Additional status messages may appear that aren't directly related to the TCP layer, but may be of interest or impact:
- Spans multiple files: If TraceWrangler detected that a TCP conversation is spanning more than one file it will add a message about it to the status.
- Frames out-of-order: In case a file has out-of-order frames (which usually only happens when capturing on multiple interfaces) it will show a message about that fact instead of the normal TCP status messages. Out-of-order frames prevent detecting the status correctly, so to be able to get the correct status the file needs to be reordered by absolute time stamp first.

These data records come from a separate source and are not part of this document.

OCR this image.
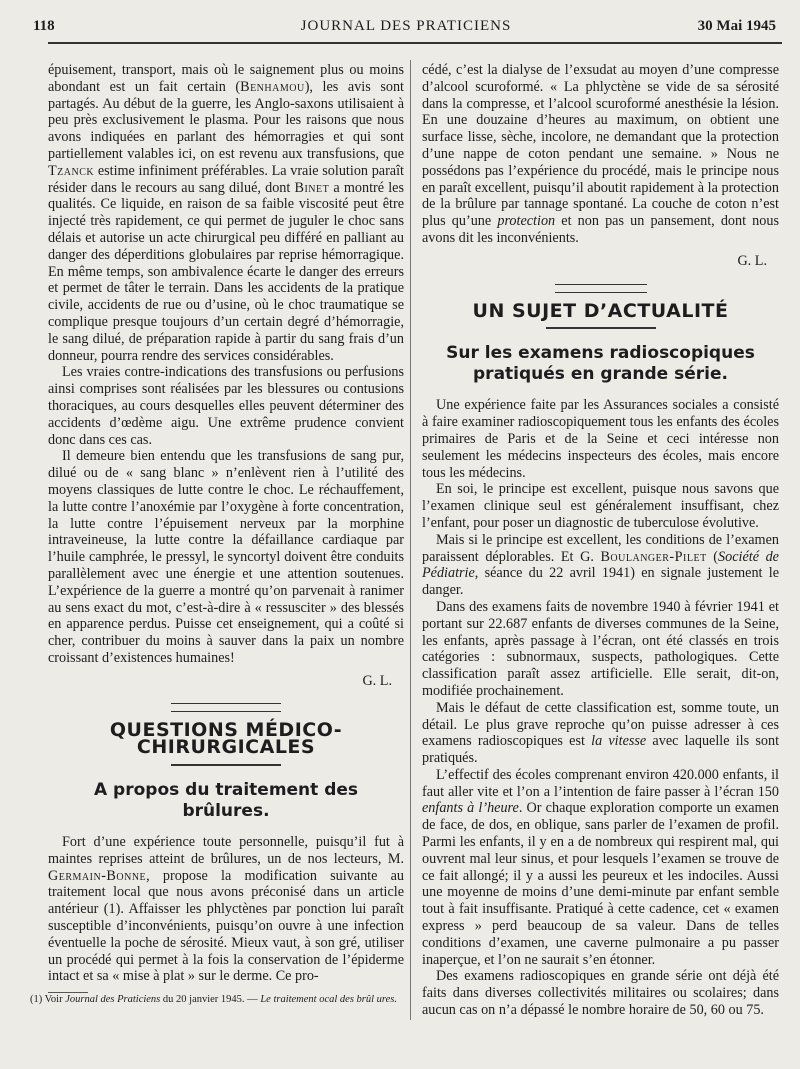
118	JOURNAL DES PRATICIENS	30 Mai 1945

épuisement, transport, mais où le saignement plus ou moins abondant est un fait certain (Benhamou), les avis sont partagés. Au début de la guerre, les Anglo-saxons utilisaient à peu près exclusivement le plasma. Pour les raisons que nous avons indiquées en parlant des hémorragies et qui sont partiellement valables ici, on est revenu aux transfusions, que Tzanck estime infiniment préférables. La vraie solution paraît résider dans le recours au sang dilué, dont Binet a montré les qualités. Ce liquide, en raison de sa faible viscosité peut être injecté très rapidement, ce qui permet de juguler le choc sans délais et autorise un acte chirurgical peu différé en palliant au danger des déperditions globulaires par reprise hémorragique. En même temps, son ambivalence écarte le danger des erreurs et permet de tâter le terrain. Dans les accidents de la pratique civile, accidents de rue ou d’usine, où le choc traumatique se complique presque toujours d’un certain degré d’hémorragie, le sang dilué, de préparation rapide à partir du sang frais d’un donneur, pourra rendre des services considérables.

Les vraies contre-indications des transfusions ou perfusions ainsi comprises sont réalisées par les blessures ou contusions thoraciques, au cours desquelles elles peuvent déterminer des accidents d’œdème aigu. Une extrême prudence convient donc dans ces cas.

Il demeure bien entendu que les transfusions de sang pur, dilué ou de « sang blanc » n’enlèvent rien à l’utilité des moyens classiques de lutte contre le choc. Le réchauffement, la lutte contre l’anoxémie par l’oxygène à forte concentration, la lutte contre l’épuisement nerveux par la morphine intraveineuse, la lutte contre la défaillance cardiaque par l’huile camphrée, le pressyl, le syncortyl doivent être conduits parallèlement avec une énergie et une attention soutenues. L’expérience de la guerre a montré qu’on parvenait à ranimer au sens exact du mot, c’est-à-dire à « ressusciter » des blessés en apparence perdus. Puisse cet enseignement, qui a coûté si cher, contribuer du moins à sauver dans la paix un nombre croissant d’existences humaines!

G. L.
QUESTIONS MÉDICO-CHIRURGICALES
A propos du traitement des brûlures.

Fort d’une expérience toute personnelle, puisqu’il fut à maintes reprises atteint de brûlures, un de nos lecteurs, M. Germain-Bonne, propose la modification suivante au traitement local que nous avons préconisé dans un article antérieur (1). Affaisser les phlyctènes par ponction lui paraît susceptible d’inconvénients, puisqu’on ouvre à une infection éventuelle la poche de sérosité. Mieux vaut, à son gré, utiliser un procédé qui permet à la fois la conservation de l’épiderme intact et sa « mise à plat » sur le derme. Ce pro-

(1) Voir Journal des Praticiens du 20 janvier 1945. — Le traitement ocal des brûl ures.

cédé, c’est la dialyse de l’exsudat au moyen d’une compresse d’alcool scuroformé. « La phlyctène se vide de sa sérosité dans la compresse, et l’alcool scuroformé anesthésie la lésion. En une douzaine d’heures au maximum, on obtient une surface lisse, sèche, incolore, ne demandant que la protection d’une nappe de coton pendant une semaine. » Nous ne possédons pas l’expérience du procédé, mais le principe nous en paraît excellent, puisqu’il aboutit rapidement à la protection de la brûlure par tannage spontané. La couche de coton n’est plus qu’une protection et non pas un pansement, dont nous avons dit les inconvénients.

G. L.
UN SUJET D’ACTUALITÉ
Sur les examens radioscopiques pratiqués en grande série.

Une expérience faite par les Assurances sociales a consisté à faire examiner radioscopiquement tous les enfants des écoles primaires de Paris et de la Seine et ceci intéresse non seulement les médecins inspecteurs des écoles, mais encore tous les médecins.

En soi, le principe est excellent, puisque nous savons que l’examen clinique seul est généralement insuffisant, chez l’enfant, pour poser un diagnostic de tuberculose évolutive.

Mais si le principe est excellent, les conditions de l’examen paraissent déplorables. Et G. Boulanger-Pilet (Société de Pédiatrie, séance du 22 avril 1941) en signale justement le danger.

Dans des examens faits de novembre 1940 à février 1941 et portant sur 22.687 enfants de diverses communes de la Seine, les enfants, après passage à l’écran, ont été classés en trois catégories : subnormaux, suspects, pathologiques. Cette classification paraît assez artificielle. Elle serait, dit-on, modifiée prochainement.

Mais le défaut de cette classification est, somme toute, un détail. Le plus grave reproche qu’on puisse adresser à ces examens radioscopiques est la vitesse avec laquelle ils sont pratiqués.

L’effectif des écoles comprenant environ 420.000 enfants, il faut aller vite et l’on a l’intention de faire passer à l’écran 150 enfants à l’heure. Or chaque exploration comporte un examen de face, de dos, en oblique, sans parler de l’examen de profil. Parmi les enfants, il y en a de nombreux qui respirent mal, qui ouvrent mal leur sinus, et pour lesquels l’examen se trouve de ce fait allongé; il y a aussi les peureux et les indociles. Aussi une moyenne de moins d’une demi-minute par enfant semble tout à fait insuffisante. Pratiqué à cette cadence, cet « examen express » perd beaucoup de sa valeur. Dans de telles conditions d’examen, une caverne pulmonaire a pu passer inaperçue, et l’on ne saurait s’en étonner.

Des examens radioscopiques en grande série ont déjà été faits dans diverses collectivités militaires ou scolaires; dans aucun cas on n’a dépassé le nombre horaire de 50, 60 ou 75.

- Has Ethernet trailer: if bytes are found after the TCP payload (as indicated by the IPv4/IPv6 payload length) this message will be shown
- IP fragmented: TCP should never be fragmented on the IP layer, but if it is, the status will tell you
- Port reused: if two conversations are seen with the exact same IP and port combination the according list entry will be flagged
A filter field is available in the lower right corner of the status bar. Anything you put in there will be used to match addresses against it for the currently visible list. In case of TCP conversations you can also look for specific status texts. When a filter is active, the current tab shows two numbers (displayed lines and total lines) instead of just the total count. To negate filters it can be specified with a starting "not " or "!". Pressing the escape key clears the filter instantly.
Copy as Shark Filter
A pop up menu is available for all lists, allowing you to copy a Wireshark/tshark display filter for any selected line to the clipboard. When multiple lines are selected a combination filter will be created, including all selected lines.